Material Matters: Coal, Copper & Gold

Commodities | Dec 10 2019

A glance through the latest expert views and predictions about commodities. China's growth; environmental issues; coal; copper; Oz gold and base metal equities.

-Pressure on China's economy building but steel still robust
-Impact of environmental issues on commodity markets likely to grow in 2020
-China's coking coal production remains below 2014 peak
-Australian gold equities pullback now beyond spot price decline


By Eva Brocklehurst

China's Growth

Pressure on China's economy is building. Longview Economics points to a deterioration, as speculative capital is leaving China. This is reflected in tightening liquidity for small regional banks, rising non-performing loans and indications China's banking system is "too tight". Meanwhile, the trade war with the US is affecting the manufacturing sector.

Exports and imports are shrinking and the manufacturing PMI (purchasing managers index) has generally been below 50 in the past 12 months. Numbers below 50 indicated contraction whereas numbers above 50 indicate an expansion.

The main issue, in Longview Economics' view, is whether the signs of stress in the financial system and the economic weakness will spread and/or intensify. On balance, in the absence of increased stimulus, an acceleration of Chinese economic growth remains unlikely in 2020.

Platts data indicates the record steel output reported in China in 2019 was not overstated but rather driven by a surprisingly robust property construction market. Winter output cuts are no longer a concern for steel mills, which will be able to maintain production should margins be favourable. Platts expects steel output to be underpinned in 2020 by low interest rates, more proactive fiscal policy and low property inventory.

Resources Outlook

UBS believes December 15 will be a pivotal day for commodities, as the markets await news of whether US President Donald Trump will put previously announced tariffs into effect. More tariffs are likely to weigh on commodity prices, in particular base metals, while any Chinese stimulus is expected to favour bulk commodities through infrastructure expenditure.

Meanwhile, global production reductions in coal have begun and prices are below the cost curve for manganese, aluminium and alumina. Further cuts to production could be favourable for prices in 2020. UBS expects manganese will rebound into 2020, with copper and aluminium also higher. Iron ore is expected to decline over the year but remain strong at US$80/t. Lithium remains a story for the second half of 2020.

Environmental Issues

ANZ analysts expect there to be a noticeable impact on commodity markets from environmental issues in 2020. Tighter emissions regulations, such as IMO 2020, are expected to weigh on crude oil. The move to low-sulphur fuel in shipping could also mean crude runs increase and stronger demand for LNG should also emerge.

Increased spending on renewable energy is also boosting demand for value-added minerals such as copper. There has been a notable increase in wind and solar investment in China this year. For each megawatt of capacity, wind generator use five times more copper in construction than do coal-fired or hydro generators. The analysts calculate copper demand from the sector is up 20% and the trend is expected to accelerate in 2020.

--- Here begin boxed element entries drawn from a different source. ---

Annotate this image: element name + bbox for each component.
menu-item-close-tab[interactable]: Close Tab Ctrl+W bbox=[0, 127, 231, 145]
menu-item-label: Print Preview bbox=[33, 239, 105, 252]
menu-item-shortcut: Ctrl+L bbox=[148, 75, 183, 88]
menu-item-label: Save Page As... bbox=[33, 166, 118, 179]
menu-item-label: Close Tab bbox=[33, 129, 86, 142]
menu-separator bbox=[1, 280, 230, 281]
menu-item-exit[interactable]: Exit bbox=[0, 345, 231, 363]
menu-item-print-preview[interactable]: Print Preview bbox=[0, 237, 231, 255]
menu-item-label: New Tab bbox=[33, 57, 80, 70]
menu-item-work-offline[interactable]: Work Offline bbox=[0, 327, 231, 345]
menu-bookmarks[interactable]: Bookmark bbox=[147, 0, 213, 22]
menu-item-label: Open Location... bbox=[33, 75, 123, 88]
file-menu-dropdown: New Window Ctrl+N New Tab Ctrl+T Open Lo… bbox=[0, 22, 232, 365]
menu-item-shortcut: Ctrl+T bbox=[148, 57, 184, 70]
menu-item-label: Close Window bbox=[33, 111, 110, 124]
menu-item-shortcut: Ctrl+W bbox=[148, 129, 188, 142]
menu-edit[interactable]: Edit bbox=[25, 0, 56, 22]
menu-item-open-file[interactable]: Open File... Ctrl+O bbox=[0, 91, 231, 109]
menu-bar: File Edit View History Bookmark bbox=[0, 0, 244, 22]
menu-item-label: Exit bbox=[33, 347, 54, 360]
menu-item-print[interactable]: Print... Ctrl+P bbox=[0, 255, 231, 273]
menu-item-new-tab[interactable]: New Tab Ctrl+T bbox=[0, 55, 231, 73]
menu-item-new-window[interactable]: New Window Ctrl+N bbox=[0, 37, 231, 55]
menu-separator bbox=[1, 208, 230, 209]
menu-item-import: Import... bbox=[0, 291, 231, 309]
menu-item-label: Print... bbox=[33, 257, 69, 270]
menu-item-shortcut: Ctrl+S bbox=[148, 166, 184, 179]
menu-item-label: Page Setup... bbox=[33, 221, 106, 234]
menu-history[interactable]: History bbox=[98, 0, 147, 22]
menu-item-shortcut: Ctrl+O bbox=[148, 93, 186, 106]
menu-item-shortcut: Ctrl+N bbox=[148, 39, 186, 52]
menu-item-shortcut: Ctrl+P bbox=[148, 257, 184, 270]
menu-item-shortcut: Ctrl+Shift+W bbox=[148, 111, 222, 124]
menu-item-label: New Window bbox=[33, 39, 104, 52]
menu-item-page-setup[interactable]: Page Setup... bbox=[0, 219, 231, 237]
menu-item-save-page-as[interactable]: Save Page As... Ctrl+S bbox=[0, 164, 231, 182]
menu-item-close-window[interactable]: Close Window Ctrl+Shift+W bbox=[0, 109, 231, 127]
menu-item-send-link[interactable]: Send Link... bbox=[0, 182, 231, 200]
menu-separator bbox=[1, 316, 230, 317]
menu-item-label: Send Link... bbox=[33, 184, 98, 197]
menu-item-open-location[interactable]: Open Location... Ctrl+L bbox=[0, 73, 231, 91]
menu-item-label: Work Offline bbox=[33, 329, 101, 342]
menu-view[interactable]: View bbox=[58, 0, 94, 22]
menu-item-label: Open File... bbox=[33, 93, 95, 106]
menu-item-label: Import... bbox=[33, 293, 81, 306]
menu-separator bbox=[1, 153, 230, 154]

Demand for higher grade iron ore should also rise as the analysts envisage another clean air campaign in China. Tougher environmental regulations are also contributing to demand for palladium. Demand for thermal coal imports to China is expected to weaken, as a new railway line was constructed to shift the transport of coal from trucks to rail and reduce coal dust emissions. The completion of this is likely to boost domestic coal consumption.

The analysts note energy companies are already re-directing capital away from the fossil fuel industry to markets more aligned with the renewable energy sector. Hence, growth investment in oil, gas and coal markets is expected to remain subdued and the impact should broaden to the wider resources industry. Capital for use in energy and mining expansion will become harder to obtain as a result.


China's domestic coking coal market is more than twice the size of the seaborne market, Macquarie calculates. Total coke production has grown strongly this year, reflecting strong steel production and a move away from scrap to pig iron in the furnace as steel margins weakened. The broker points out metallurgical coke is mainly used as a reductant in iron making and small quantities are also used in sinter and ferro alloy production.